To ensure that users' calculations do not interfere with each other and that computational resources are allocated fairly and efficiently, W&M HPC systems employ the TORQUE resource manager in conjunction with the Maui cluster scheduler. With few exceptions, any computation on W&M HPC systems must be submitted and run via TORQUE/Maui -- collectively the "job scheduler" or "batch system" -- as a job. To schedule and assign resources to your job, the system needs to know what resources your job requires, so you must answer the following questions and provide those answers to TORQUE's qsub command.

What type of computer?

W&M's HPC systems are composed of several different types of computers. If your job can run on any computer ("node") in the cluster, that's excellent (your job is easier to fit in and will start sooner)!
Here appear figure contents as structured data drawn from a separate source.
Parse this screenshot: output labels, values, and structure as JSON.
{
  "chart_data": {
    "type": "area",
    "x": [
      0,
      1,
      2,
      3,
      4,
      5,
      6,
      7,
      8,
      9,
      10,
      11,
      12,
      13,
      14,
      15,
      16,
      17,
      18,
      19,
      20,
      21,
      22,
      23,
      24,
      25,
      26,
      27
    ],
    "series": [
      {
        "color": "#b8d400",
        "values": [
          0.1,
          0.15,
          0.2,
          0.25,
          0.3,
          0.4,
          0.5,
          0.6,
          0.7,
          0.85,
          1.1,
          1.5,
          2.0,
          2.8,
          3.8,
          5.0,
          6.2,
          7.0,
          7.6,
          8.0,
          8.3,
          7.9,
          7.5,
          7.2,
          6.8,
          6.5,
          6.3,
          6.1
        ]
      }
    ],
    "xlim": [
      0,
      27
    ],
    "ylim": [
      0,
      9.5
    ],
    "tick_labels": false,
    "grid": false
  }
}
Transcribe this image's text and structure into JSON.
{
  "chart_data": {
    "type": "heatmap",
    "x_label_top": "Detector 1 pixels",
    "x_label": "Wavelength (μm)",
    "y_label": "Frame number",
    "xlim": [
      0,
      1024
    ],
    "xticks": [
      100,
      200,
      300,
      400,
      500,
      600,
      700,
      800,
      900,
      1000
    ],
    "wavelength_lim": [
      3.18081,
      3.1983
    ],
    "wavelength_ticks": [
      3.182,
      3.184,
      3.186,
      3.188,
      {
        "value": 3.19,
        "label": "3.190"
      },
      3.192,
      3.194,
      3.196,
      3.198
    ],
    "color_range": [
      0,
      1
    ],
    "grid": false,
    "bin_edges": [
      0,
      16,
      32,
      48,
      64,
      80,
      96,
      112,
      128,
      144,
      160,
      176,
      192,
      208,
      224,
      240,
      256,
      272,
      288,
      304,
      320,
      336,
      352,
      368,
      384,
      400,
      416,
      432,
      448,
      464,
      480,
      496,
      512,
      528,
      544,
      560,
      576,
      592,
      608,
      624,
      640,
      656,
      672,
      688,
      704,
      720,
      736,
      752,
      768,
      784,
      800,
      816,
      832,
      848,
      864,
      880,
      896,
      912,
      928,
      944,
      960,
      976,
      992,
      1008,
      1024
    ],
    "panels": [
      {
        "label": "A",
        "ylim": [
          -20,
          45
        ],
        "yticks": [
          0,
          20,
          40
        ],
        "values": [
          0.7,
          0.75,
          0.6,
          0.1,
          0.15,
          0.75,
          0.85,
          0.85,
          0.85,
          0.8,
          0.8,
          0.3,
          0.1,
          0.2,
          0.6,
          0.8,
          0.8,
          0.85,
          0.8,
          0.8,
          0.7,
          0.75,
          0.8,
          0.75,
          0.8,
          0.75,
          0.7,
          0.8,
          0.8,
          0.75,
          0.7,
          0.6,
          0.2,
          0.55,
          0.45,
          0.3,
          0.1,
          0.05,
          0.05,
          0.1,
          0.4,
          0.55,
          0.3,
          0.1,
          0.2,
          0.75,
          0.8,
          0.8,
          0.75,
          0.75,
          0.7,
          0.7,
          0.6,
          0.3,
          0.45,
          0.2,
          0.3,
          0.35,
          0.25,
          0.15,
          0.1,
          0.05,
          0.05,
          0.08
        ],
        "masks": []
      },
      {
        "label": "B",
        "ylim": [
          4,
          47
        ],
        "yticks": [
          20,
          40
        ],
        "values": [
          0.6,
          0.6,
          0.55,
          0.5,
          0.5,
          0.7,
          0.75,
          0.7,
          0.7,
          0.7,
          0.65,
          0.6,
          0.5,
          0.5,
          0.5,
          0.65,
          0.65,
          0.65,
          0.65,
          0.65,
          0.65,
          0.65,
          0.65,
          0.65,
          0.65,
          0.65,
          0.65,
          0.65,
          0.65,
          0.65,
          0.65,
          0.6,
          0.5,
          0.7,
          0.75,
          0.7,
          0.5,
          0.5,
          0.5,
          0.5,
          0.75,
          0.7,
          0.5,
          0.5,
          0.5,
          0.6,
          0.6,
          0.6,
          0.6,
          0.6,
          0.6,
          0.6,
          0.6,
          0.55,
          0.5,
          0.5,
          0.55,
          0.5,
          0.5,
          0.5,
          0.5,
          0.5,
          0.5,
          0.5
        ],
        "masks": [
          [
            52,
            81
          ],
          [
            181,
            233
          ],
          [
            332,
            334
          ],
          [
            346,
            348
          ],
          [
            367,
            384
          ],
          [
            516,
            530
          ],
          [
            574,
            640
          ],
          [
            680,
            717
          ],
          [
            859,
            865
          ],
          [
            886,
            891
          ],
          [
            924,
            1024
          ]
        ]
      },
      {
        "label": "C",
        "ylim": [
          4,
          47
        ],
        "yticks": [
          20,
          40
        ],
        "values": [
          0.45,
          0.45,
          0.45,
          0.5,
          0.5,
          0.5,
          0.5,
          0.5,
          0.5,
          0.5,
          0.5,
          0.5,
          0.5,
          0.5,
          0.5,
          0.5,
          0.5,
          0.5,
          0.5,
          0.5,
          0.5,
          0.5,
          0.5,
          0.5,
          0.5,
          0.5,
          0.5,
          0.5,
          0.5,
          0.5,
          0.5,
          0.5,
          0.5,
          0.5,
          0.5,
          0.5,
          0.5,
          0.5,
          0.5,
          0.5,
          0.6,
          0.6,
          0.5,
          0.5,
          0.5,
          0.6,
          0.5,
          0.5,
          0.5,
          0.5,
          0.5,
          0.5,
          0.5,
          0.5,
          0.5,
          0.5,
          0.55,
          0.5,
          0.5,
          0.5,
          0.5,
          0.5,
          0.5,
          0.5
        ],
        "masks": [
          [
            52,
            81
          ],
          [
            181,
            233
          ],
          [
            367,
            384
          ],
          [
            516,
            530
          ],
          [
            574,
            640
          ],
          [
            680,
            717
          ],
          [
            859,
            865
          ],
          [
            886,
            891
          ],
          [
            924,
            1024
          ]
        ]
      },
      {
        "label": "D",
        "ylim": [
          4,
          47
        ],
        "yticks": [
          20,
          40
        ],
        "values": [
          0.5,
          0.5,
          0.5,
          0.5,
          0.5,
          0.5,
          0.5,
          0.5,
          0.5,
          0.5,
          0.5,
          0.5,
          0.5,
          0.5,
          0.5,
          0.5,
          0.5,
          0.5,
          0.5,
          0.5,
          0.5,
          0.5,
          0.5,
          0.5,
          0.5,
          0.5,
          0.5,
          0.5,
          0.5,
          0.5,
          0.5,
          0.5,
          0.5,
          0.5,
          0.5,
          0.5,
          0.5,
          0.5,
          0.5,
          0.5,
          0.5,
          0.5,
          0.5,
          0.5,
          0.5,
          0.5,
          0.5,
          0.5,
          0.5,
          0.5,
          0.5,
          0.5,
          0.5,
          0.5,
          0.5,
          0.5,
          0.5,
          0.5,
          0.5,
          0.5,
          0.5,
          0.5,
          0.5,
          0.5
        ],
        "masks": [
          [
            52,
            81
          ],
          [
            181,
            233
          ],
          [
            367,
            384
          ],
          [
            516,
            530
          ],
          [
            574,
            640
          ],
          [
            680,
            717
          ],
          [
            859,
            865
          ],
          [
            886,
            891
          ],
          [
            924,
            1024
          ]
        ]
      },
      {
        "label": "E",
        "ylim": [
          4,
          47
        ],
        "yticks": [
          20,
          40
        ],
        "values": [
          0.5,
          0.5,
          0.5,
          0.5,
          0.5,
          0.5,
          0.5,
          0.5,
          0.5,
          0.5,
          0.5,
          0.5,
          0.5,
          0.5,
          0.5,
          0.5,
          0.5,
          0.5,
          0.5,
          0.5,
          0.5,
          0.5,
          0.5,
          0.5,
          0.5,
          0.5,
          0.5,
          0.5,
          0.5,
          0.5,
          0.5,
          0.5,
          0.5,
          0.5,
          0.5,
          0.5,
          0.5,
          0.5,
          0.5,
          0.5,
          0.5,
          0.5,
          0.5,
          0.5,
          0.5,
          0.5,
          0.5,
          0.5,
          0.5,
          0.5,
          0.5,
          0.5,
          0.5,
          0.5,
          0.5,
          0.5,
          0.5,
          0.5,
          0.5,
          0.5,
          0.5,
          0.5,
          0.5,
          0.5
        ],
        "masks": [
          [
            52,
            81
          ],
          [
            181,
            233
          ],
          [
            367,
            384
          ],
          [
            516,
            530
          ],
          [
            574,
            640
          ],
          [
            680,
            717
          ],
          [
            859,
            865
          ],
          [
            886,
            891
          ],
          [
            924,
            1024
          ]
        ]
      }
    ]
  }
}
However, if it needs a specific type of computer, you must select which ones are acceptable using node properties/features.

How many of them?

Merely allocating extra nodes will not increase performance, but if you know that your application can use multiple nodes simultaneously (distributed memory parallelism, e.g. with MPI), you can request a particular number of nodes be allocated to your job.

How many processors per node?

Every node in the cluster has more than one processor, and again, merely allocating extra processors will not increase performance, but if you know that your application can use multiple processors simultaneously (via shared memory parallelism, e.g. with OpenMP or threads), you can request a particular number of processors per node.

How long?

You must give the job scheduler an upper bound on how long your job will run, called walltime ("wall" as in real time you'd see on a clock on the wall, to distinguish it from "CPU" time spent actively using a processor).

The maximum is usually either 180 hours (for older nodes) or 72 hours (for newer nodes). Computations which cannot complete within this time limit should be broken up into multiple jobs by incorporating a checkpoint/restart capability (which is advisable regardless, in case of equipment failures).

Because actual runtimes are not known until a job completes, the job scheduler can only schedule jobs based on their declared walltime limits. Turnaround time for individual jobs, as well as overall system utilization, are improved when walltime limits are reasonably accurate. Excessive time limits will lower your job's priority and reduce opportunities to fit your job into holes in the schedule, meaning that you may have to wait longer for your results when the system is busy. On the other hand, be sure that walltime limits provide enough cushion so your jobs will not be terminated prematurely if they take a little longer than expected.